Lee v. JDC Healthcare Management, LLC (doing business as Jefferson Dental), TCPA class-action settlement (2024); the company denied wrongdoing.

Frequently asked questions

Do I need a patient's consent to send appointment reminder texts?

In practice, yes, and you usually already have it. When a patient gives you their cell number, the FCC treats that as consent to be contacted about their care. Keep the reminder free of marketing, include an opt-out, and note the consent in your records.

Is sending an appointment reminder by text a HIPAA violation?

No, not on its own. HIPAA treats reminders as part of treatment. The risk comes from putting clinical detail in the message, using a texting vendor with no business associate agreement, or ignoring a patient's request to stop.

Do I need a business associate agreement with my texting vendor?
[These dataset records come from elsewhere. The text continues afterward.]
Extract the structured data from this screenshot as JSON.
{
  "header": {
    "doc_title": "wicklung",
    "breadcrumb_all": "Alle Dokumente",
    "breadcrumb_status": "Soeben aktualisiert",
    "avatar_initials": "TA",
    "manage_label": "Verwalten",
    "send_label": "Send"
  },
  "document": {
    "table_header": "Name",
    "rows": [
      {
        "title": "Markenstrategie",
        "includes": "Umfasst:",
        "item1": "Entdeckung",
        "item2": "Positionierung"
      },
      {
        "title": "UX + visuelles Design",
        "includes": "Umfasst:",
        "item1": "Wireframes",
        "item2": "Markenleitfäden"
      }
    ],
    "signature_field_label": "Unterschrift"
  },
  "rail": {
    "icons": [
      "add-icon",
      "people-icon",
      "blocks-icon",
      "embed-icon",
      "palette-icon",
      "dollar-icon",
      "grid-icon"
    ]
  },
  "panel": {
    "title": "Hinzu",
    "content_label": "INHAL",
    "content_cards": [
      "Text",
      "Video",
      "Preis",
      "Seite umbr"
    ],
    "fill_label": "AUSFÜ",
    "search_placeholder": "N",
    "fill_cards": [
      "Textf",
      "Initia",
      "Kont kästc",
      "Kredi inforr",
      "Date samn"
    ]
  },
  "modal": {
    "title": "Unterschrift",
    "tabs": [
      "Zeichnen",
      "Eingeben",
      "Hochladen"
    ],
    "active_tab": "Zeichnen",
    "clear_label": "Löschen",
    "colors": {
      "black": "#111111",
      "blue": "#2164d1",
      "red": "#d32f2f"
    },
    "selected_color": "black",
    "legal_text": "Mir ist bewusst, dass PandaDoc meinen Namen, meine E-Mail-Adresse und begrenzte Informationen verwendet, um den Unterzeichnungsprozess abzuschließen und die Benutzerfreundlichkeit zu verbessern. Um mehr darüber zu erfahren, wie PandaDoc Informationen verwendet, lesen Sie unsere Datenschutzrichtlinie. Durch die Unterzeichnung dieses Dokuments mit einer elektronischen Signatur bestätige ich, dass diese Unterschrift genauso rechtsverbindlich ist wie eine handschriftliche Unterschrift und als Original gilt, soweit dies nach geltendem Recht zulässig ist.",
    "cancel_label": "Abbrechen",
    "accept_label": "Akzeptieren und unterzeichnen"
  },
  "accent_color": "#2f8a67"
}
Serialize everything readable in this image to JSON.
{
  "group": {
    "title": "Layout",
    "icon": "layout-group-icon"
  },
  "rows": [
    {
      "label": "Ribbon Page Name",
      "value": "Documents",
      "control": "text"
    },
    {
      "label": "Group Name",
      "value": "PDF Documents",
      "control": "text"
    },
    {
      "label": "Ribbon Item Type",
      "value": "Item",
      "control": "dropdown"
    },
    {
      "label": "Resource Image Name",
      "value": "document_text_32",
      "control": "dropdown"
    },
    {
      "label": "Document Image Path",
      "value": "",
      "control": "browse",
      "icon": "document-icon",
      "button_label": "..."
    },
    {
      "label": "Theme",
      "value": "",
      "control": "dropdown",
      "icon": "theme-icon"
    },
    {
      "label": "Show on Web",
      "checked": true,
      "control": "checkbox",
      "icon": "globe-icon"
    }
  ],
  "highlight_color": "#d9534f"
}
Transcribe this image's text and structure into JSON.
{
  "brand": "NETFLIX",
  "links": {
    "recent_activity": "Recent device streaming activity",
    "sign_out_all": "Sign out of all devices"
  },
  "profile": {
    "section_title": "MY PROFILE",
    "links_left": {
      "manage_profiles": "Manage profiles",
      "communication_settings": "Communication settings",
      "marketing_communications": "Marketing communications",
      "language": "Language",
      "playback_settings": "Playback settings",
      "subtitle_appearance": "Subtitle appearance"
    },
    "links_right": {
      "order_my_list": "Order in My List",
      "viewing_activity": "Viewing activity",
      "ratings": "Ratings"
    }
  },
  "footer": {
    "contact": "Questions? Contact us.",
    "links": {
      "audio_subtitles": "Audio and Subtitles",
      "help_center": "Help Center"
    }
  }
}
Yes, if the service sends or stores messages that include patient information. A platform texting on your behalf is a business associate, and it needs a signed agreement before it handles any patient data.

What happens if I keep texting after a patient replies STOP?

That is a TCPA problem, and the damages are charged per message, from $500 to $1,500 each. Spread across a patient list, the exposure climbs quickly. One Texas dental group settled a case like this for about $1 million.

Can I text patients about promotions or special offers?

Only with separate, written consent. Marketing texts fall under stricter TCPA rules than care reminders, and mixing a promotion into a reminder removes the protection the reminder had.

Does HIPAA require me to encrypt text messages?

Not outright. Encryption is an addressable safeguard, which means you either use it or document why it is not reasonable. The simpler answer for texts is to keep clinical detail out entirely and move anything sensitive to a secure portal or a call. Even with minimal texts, you should still evaluate the security of any method you use.